Pertamina Impor 45,9 Ribu Ton LPG dari Amerika Serikat

- Pertamina Patra Niaga mengimpor 45,9 ribu ton LPG dari Amerika Serikat menggunakan kapal Pertamina Gas 1 yang berlayar dari Freeport, Texas.
- Muatan terdiri dari 23.000 ton propane dan 22,8 ribu ton butane, setara dengan sekitar 15,2 juta tabung LPG 3 kilogram untuk memperkuat stok nasional.
- Sebanyak 26.000 ton dibongkar di Terminal Sekong Banten dan 19,9 ribu ton di Terminal Arun Aceh sebagai bagian strategi menjaga ketahanan energi nasional.

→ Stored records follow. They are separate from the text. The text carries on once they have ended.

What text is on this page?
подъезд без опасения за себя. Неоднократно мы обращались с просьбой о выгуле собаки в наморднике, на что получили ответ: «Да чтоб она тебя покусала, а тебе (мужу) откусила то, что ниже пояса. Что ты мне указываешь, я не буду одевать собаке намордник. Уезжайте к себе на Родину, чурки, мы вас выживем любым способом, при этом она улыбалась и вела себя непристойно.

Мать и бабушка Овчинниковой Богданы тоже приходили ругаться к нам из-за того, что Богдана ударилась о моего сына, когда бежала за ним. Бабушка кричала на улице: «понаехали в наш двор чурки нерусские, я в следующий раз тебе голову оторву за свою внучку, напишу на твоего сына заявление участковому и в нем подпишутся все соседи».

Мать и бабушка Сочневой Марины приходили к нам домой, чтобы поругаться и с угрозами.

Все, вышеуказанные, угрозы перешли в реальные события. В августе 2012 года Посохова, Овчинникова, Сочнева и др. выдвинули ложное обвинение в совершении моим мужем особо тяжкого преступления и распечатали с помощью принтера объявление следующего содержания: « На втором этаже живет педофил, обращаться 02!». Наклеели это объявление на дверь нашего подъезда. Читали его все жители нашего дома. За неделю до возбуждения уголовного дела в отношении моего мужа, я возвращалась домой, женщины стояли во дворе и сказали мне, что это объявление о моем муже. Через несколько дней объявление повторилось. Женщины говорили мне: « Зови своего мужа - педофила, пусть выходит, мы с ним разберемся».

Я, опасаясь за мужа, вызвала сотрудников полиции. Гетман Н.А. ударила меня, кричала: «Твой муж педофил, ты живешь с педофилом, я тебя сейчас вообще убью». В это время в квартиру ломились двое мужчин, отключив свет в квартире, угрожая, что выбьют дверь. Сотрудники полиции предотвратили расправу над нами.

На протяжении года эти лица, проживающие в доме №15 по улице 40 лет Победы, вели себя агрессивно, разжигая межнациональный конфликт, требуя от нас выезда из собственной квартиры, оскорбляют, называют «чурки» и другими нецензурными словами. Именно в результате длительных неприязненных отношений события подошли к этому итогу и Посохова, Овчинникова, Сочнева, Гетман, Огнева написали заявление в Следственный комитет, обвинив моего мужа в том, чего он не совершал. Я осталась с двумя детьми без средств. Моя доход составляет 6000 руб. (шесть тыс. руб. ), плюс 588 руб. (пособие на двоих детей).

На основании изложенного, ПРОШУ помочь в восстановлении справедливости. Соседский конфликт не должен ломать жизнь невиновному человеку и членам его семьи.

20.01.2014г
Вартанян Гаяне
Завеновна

Jakarta, FORTUNE – PT Pertamina Patra Niaga mendatangkan sekitar 45,9 ribu metrik ton Liquefied Petroleum Gas (LPG) dari Amerika Serikat (AS).
Pasokan tersebut diangkut menggunakan kapal Pertamina Gas 1 (PG1) yang berlayar dari Freeport, Texas, Amerika Serikat (AS).
Muatan kapal terdiri dari 23.000 metrik ton propane dan 22,8 ribu metrik ton butane, yang akan memperkuat stok LPG nasional sebelum didistribusikan ke berbagai wilayah di Indonesia.
VP Corporate Communication PT Pertamina Patra Niaga, Kitty Andhora, mengatakan pengadaan LPG dari berbagai sumber global merupakan strategi perusahaan memastikan pasokan energi tetap tersedia.
"Pertamina Patra Niaga terus memastikan setiap mata rantai pasok, mulai dari pengadaan hingga distribusi, berjalan secara terintegrasi agar kebutuhan energi masyarakat dan sektor produktif tetap terpenuhi," ujar Kitty dalam keterangannya, Senin (14/7).
Ia menambahkan, ketahanan energi menjadi fondasi penting mendukung aktivitas masyarakat sekaligus menjaga momentum pertumbuhan ekonomi. Karena itu, Pertamina Patra Niaga terus melakukan diversifikasi sumber pasokan, mengoptimalkan infrastruktur logistik, serta memastikan distribusi energi berjalan tepat waktu dan berkelanjutan.
Volume LPG yang dibawa Pertamina Gas 1 setara dengan sekitar 15,2 juta tabung LPG 3 kilogram. Setelah tiba di Indonesia, sekitar 26.000 metrik ton akan dibongkar di Terminal LPG Sekong, Banten, sedangkan sekitar 19,9 ribu metrik ton sisanya dibongkar di Terminal LPG Arun, Aceh.
Pasokan tersebut selanjutnya akan memperkuat stok nasional sebelum disalurkan melalui jaringan distribusi Pertamina Patra Niaga sesuai kebutuhan di berbagai daerah, guna menjaga keandalan pasokan LPG bagi masyarakat.
Pertamina Gas 1 memulai pelayaran dari Freeport, Texas, pada 29 Mei 2026 dan menempuh perjalanan lintas samudra menuju Indonesia dengan mengedepankan aspek keselamatan, keamanan, dan keandalan operasional.
Pengiriman ini juga menunjukkan kemampuan Pertamina Patra Niaga dalam mengelola rantai pasok energi global sehingga pasokan dapat tiba sesuai jadwal.